The line between subjectivism and skepticism is hazy, the first claiming that knowledge rests on the individual mind and the second declaring that absolute knowledge is altogether impossible. "The sceptical, relative spirit is a countervailing force, subverting and undoing all frameworks set up by the filing system of the human mind. It releases the facts from their subservience to general principles to which they have been yoked by the absolute spirit. In undercutting all normative ordering, it highlights open-endedness." The most obvious example of skepticism in "The Mark on the Wall" follows the tirade about the Colonel gathering evidence that ends "proving I don't know what." This thought triggers the question of whether knowledge is possible at all: "No, no, nothing is proved, nothing is known. And if I were to get up at this very moment and ascertain that the mark on the wall is really - what shall we say? - the head of a gigantic old nail, driven in two hundred years ago... what should I gain? Knowledge? Matter for further speculation?"(2428) The final three inquiries are of utmost importance in distinguishing this work as one of subjectivism or one of skepticism: if the narrator's goal during this sequence of thoughts is to arrive at knowledge, then subjectivism rules the text; if knowledge is not possible and her aim is speculation, then the narrator is following the rules of skepticism. Because a conclusion on this subject is not reached, the line between skepticism and subjectivism remains blurry throughout the story.

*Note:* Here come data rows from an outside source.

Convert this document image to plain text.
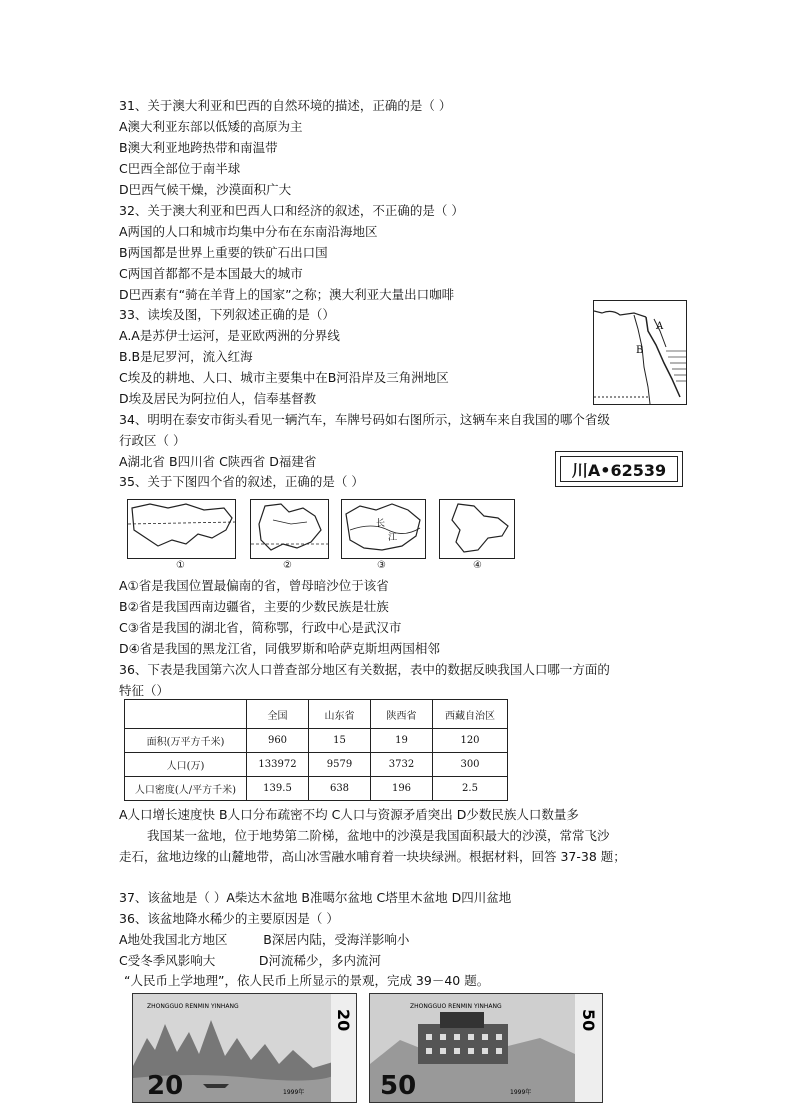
31、关于澳大利亚和巴西的自然环境的描述，正确的是（ ）
A澳大利亚东部以低矮的高原为主
B澳大利亚地跨热带和南温带
C巴西全部位于南半球
D巴西气候干燥，沙漠面积广大
32、关于澳大利亚和巴西人口和经济的叙述，不正确的是（ ）
A两国的人口和城市均集中分布在东南沿海地区
B两国都是世界上重要的铁矿石出口国
C两国首都都不是本国最大的城市
D巴西素有“骑在羊背上的国家”之称；澳大利亚大量出口咖啡
33、读埃及图，下列叙述正确的是（）
A.A是苏伊士运河，是亚欧两洲的分界线
B.B是尼罗河，流入红海
C埃及的耕地、人口、城市主要集中在B河沿岸及三角洲地区
D埃及居民为阿拉伯人，信奉基督教
A
B
34、明明在泰安市街头看见一辆汽车，车牌号码如右图所示，这辆车来自我国的哪个省级
行政区（ ）
A湖北省 B四川省 C陕西省 D福建省	川A•62539
35、关于下图四个省的叙述，正确的是（ ）
①	②
长
江
③	④
A①省是我国位置最偏南的省，曾母暗沙位于该省
B②省是我国西南边疆省，主要的少数民族是壮族
C③省是我国的湖北省，简称鄂，行政中心是武汉市
D④省是我国的黑龙江省，同俄罗斯和哈萨克斯坦两国相邻
36、下表是我国第六次人口普查部分地区有关数据，表中的数据反映我国人口哪一方面的
特征（）
	全国	山东省	陕西省	西藏自治区
面积(万平方千米)	960	15	19	120
人口(万)	133972	9579	3732	300
人口密度(人/平方千米)	139.5	638	196	2.5
A人口增长速度快 B人口分布疏密不均 C人口与资源矛盾突出 D少数民族人口数量多
我国某一盆地，位于地势第二阶梯，盆地中的沙漠是我国面积最大的沙漠，常常飞沙
走石，盆地边缘的山麓地带，高山冰雪融水哺育着一块块绿洲。根据材料，回答 37-38 题；
37、该盆地是（ ）A柴达木盆地 B准噶尔盆地 C塔里木盆地 D四川盆地
36、该盆地降水稀少的主要原因是（ ）
A地处我国北方地区         B深居内陆，受海洋影响小
C受冬季风影响大           D河流稀少，多内流河
“人民币上学地理”，依人民币上所显示的景观，完成 39－40 题。
ZHONGGUO RENMIN YINHANG
20
20	1999年
ZHONGGUO RENMIN YINHANG
50
50	1999年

"The Mark on the Wall" concludes with the narrator's discovery that the mark on the wall was a snail. This realization ends the story, but it can be assumed that the narrator's internal monologue does not end here - rather, the story proves that internal monologues persist through our waking lives, only interrupted by action. The narrator explains to us that interruptions are part of human thought patterns: "Here is Nature, once more at her old game of self-preservation. This train of thought, she perceives, is threatening mere waste of energy, even some collision with reality..."(2428) The final "collision with reality" comes with the story's last sentence. This aspect of human thought, along with doxa, order of thoughts, and reflection, are Woolf's observations on how the mind works in solitude.

Works Cited

1) Woolf, Virginia. "The Mark on the Wall". Norton Anthology of English Literature. 8th ed. New York: W.W. Norton, 2006. 2424-2429.
2) Rosenfeld, Natania. "Less Light: The End(s) of Aestheticism in Pater, Ondaatje, and Sebald." Modernism/Modernity. 13.2. 2006. 349-366.
3) Hoare, Dorothy Mackenzie. Some Studies in the Modern Novel. London: Chatto and Windus, 1938. 36.
4) Iser, Wolfgang. Walter Pater: The Aesthetic Moment. transl. David Henry Wilson. Cambridge: Cambridge University Press, 1987. 17.